Faye and her husband are very proud of their four children and seven grandchildren, and they spend much of their free time hanging out with the family. Now that her own children are grown, Faye would like to go to college and pursue a career in court transcription. She is determined that her blindness will not stop her from doing anything she puts her mind to.
Faye describes her experience at Guiding Eyes as “beautiful. The trainers are excellent and the program progressed at a pace that allowed me to develop my confidence with Inez.” Faye is already in love with her new guide dog, and she looks forward to returning home so Inez can meet the family.
Michael Moore and Orion
Michael Moore of Oakland, California knows first hand the positive rewards of a successful match with the right guide dog. He received his first Guiding Eyes dog, Kyack, in 2001 when he lost sight due to diabetic retinopathy.
Michael was living in New York City when his eyesight declined as a result of diabetic retinopathy. In the midst of a successful career in theatrical costume design, he decided to make a change and began to study law at Roger Williams University. Michael, who now lives in California and works for the Mayor’s Office, says he couldn’t have made it through law school without Guiding Eyes Kyack by his side.
Michael shared that blindness can be an isolating, and lonely condition. He’s always felt that his dogs have enabled him to meet more people and retain a sense of normalcy within society. He’s also enjoyed the empowerment and companionship that his guide dogs have provided him.
Michael’s new companion is yellow Labrador Orion. He praises Guiding Eyes for the continuing support and family environment they offer. “I am impressed with how the training grows and develops. Their goal is to keep you a successful, working team; that is not always the case with other organizations.”
As for the puppy raisers – Michael will be thrilled to meet the family who raised Orion. His heartfelt admiration of these volunteers is abundant; he feels they are the backbone of the Guiding Eyes program.
William Richards and Yolette
Willy Richards was matched with Yolette, a female yellow Labrador and his second guide dog from Guiding Eyes. Willy lost his sight in 1991 due to a detached retina and hemorrhaging. A year later, he came to Guiding Eyes for his first guide, and immediately enjoyed the faster travel, freedom, and confidence.
For Willy, having a guide dog pre-empted his trip back to college, where he received an associate’s degree in early childhood education. Currently he teaches 2nd grade in Brooklyn, and particularly likes getting involved in helping his students with their writing. The kids loved his last guide, and he knows they will love Yolette. He believes his guide dogs are an inspiration to the children.
Leah Seabury and Ralphie
Yellow Labrador Ralphie has already been dubbed ‘the Ralphinator’ by new handler Leah. She describes her second Guiding Eyes dog as “simply awesome. He is so smart. He works hard and always does his best, but he also loves to play.”
Leah is from North Carolina. She 21 years old and was born with Leber’s congenital amaurosis, a rare inherited eye disease. She has an associate’s degree in the arts, and has gone back to college to study elementary education. Her ultimate goal is to teach math to third or fourth graders.

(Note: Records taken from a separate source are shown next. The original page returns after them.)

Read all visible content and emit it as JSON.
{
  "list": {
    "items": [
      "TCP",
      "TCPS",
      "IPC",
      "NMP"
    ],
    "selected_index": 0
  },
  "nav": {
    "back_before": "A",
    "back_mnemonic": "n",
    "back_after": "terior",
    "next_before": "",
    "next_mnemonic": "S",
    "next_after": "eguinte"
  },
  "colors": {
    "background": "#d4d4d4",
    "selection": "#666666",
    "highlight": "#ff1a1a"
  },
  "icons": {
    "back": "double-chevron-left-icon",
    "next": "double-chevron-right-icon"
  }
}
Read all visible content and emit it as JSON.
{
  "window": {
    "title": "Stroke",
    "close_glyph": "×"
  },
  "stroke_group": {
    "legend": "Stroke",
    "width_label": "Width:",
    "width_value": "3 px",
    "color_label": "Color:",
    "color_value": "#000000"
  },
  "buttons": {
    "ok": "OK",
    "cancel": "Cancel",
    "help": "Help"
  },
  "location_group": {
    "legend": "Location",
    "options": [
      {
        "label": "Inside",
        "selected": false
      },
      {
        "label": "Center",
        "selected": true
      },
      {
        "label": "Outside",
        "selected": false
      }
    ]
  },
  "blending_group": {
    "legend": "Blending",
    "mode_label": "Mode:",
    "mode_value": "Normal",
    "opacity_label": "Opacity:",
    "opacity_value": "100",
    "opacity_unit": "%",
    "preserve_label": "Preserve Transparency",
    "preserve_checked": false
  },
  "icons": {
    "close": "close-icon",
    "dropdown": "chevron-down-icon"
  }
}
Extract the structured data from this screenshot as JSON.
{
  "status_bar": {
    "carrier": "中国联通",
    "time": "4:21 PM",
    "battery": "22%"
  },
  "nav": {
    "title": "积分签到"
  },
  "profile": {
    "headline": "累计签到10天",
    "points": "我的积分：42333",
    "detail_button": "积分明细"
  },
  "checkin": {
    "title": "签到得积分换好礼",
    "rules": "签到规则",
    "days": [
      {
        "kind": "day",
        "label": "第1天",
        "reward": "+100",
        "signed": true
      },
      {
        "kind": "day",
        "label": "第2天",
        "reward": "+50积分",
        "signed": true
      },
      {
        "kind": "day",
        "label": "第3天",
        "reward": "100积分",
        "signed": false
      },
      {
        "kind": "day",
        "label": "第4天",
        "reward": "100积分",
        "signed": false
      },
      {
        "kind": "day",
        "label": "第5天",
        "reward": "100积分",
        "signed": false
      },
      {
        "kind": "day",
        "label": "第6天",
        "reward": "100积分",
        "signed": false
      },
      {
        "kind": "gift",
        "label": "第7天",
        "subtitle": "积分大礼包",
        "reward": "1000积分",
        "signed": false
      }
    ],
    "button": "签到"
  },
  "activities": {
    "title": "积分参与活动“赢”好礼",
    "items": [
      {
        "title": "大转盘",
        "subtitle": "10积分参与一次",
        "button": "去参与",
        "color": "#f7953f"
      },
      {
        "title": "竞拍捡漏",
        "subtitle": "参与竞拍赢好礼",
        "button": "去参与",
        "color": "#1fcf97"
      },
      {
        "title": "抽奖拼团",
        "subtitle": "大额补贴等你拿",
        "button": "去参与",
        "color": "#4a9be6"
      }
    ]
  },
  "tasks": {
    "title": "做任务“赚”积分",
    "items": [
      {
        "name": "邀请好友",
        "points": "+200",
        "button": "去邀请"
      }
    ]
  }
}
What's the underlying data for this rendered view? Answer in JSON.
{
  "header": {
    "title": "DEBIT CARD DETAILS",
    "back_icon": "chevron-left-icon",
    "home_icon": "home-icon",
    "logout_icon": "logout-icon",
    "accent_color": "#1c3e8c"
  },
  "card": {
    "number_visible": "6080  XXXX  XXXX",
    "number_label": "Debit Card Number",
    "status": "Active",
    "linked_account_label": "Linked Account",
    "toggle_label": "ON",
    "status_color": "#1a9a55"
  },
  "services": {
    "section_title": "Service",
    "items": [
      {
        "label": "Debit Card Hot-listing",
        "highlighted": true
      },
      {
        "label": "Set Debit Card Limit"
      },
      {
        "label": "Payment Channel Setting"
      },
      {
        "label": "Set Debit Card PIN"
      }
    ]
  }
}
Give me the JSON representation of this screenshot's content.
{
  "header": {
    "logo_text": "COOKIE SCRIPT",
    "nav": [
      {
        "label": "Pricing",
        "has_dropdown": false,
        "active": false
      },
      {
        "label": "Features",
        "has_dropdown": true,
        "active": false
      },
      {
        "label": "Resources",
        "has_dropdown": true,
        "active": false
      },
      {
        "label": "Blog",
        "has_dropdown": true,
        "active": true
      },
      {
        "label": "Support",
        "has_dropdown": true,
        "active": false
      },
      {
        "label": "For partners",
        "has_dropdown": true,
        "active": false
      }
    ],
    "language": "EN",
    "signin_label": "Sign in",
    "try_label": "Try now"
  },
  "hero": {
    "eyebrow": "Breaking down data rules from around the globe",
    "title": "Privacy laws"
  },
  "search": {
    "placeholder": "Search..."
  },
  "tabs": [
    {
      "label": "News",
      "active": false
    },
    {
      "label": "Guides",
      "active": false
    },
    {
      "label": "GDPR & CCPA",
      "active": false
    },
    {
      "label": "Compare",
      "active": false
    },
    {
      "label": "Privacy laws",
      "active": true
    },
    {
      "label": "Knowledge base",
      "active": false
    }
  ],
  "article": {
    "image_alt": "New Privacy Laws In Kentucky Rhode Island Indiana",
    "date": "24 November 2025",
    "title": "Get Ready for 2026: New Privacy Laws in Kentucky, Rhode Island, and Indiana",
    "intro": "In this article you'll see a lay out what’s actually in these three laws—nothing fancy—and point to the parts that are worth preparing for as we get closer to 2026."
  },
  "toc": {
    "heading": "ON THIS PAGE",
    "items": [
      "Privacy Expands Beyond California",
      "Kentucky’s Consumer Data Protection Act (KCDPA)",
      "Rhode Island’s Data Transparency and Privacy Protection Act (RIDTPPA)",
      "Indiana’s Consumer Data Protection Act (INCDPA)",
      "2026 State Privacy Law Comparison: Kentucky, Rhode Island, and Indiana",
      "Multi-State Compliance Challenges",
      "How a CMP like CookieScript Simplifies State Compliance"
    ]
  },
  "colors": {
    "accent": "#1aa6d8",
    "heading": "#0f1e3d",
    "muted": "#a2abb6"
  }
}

Leah has always been an animal lover; her orientation and mobility teachers used to bribe her through cane lessons, reminding her that she had to master this first set of skills before learning to work with a guide dog.
All her hard work paid off, and Leah’s dogs have been an essential part of her life. Her first guide not only navigated the busy college campus, he also helped her meet new friends and calmed her during public speaking presentations.